August 14, 2023
A big change in the past couple years affecting a lot of whitetail hunters has been the new attitude some states are taking toward centerfire rifles. Some states that were shotgun only—or shotgun, muzzleloader or handgun only—have relaxed their stances to allow straight-wall rifle cartridges.
One such state is Illinois, which incidentally produces some monster bucks. Effective this year, hunters will be able to use centerfire rifles in certain calibers—mostly straight-walls but also a few bottlenecks like .300 BLK. The catch? The rifles have to be single-shots.
Ruger was quick to seize on the opportunity afforded by the new law and has designed the One-Shot Sled ($25) for its popular American rifle. It’s for short actions only and handles such deer-centric, Illinois-legal straight-walls as .350 Legend and .450 Bushmaster, along with .300 BLK.
Aside from the Illinois angle, some hunting mentors prefer that their charges use single-shot rifles—for safety or perhaps to instill an “it’s the first shot that counts” mentality. If this describes you or someone you know, Ruger says the sled has been tested to function with .204 Ruger, .223, .22-250, .243, 6mm Creedmoor, 6.5 Creedmoor, 6.5 Grendel, 7mm-08 and 7.62x39.
I happened to have an American Ranch in .450 Bushmaster on hand for another project, so I was able to play with the new sled as well. It comes as a kit complete with sled, magazine well, action screws and an Allen wrench.

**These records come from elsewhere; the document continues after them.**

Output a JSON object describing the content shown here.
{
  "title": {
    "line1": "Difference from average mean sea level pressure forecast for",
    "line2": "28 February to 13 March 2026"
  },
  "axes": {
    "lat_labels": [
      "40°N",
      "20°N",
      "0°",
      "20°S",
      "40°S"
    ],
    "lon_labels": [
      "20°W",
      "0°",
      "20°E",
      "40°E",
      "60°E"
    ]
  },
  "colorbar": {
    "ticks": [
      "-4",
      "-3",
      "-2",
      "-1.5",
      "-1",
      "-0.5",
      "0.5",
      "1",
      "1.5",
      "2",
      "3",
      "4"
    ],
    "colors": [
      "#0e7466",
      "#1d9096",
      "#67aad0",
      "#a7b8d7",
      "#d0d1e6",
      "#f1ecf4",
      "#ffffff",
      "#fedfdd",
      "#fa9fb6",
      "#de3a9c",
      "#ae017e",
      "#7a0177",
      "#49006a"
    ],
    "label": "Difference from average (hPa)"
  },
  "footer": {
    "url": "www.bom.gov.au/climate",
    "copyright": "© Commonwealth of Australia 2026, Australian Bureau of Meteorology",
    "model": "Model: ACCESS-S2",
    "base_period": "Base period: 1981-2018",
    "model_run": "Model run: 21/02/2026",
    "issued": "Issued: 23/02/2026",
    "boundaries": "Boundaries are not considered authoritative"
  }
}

In the case of this particular model, which already uses a Ruger short-action magazine, installation was simply a matter of removing the three-round factory mag and replacing it with the sled. The sled can be removed by pressing in on a tab at the front.
For Americans with mag wells meant for AR- or Mini Thirty-pattern magazines, replace the current well with the one that comes with the kit and tighten the action screws. Insert the front of the sled into the well, then rotate the back of the sled up until the magazine catch snaps into position.
For Americans set up to take AI-pattern magazines, you first have to remove the magazine latch in order to access the rear action screw. Drive out the latch pin, then remove the latch and spring. Follow the steps for AR or Mini Thirty magazines to complete.
In the case of this test rifle, the sled does rattle a bit, but not annoyingly so. And as an added benefit, because the sled fits flush—unlike the magazine that comes with the rifle—it makes one-hand carry a lot nicer.
Feeding was 100 percent reliable, as you would expect. Just slide a cartridge into the ejection port, close the bolt and you’re ready to shoot.
Ruger is a smart company, and with the One-Shot Sled it has given Illinois whitetail hunters a lot of incentive to pick up an American. In the right caliber it would give them the flexibility to hunt with it as a single-shot in their home state and as a repeater in a state without the one-shot restriction.
And as mentioned, those who want their younger or newer hunters to start with a single-shot will benefit as well thanks to the number of chamberings the sled can accommodate—whether for varmint hunting or thin-skinned big game. And that applies to a lot more states than just Illinois. Everybody wins.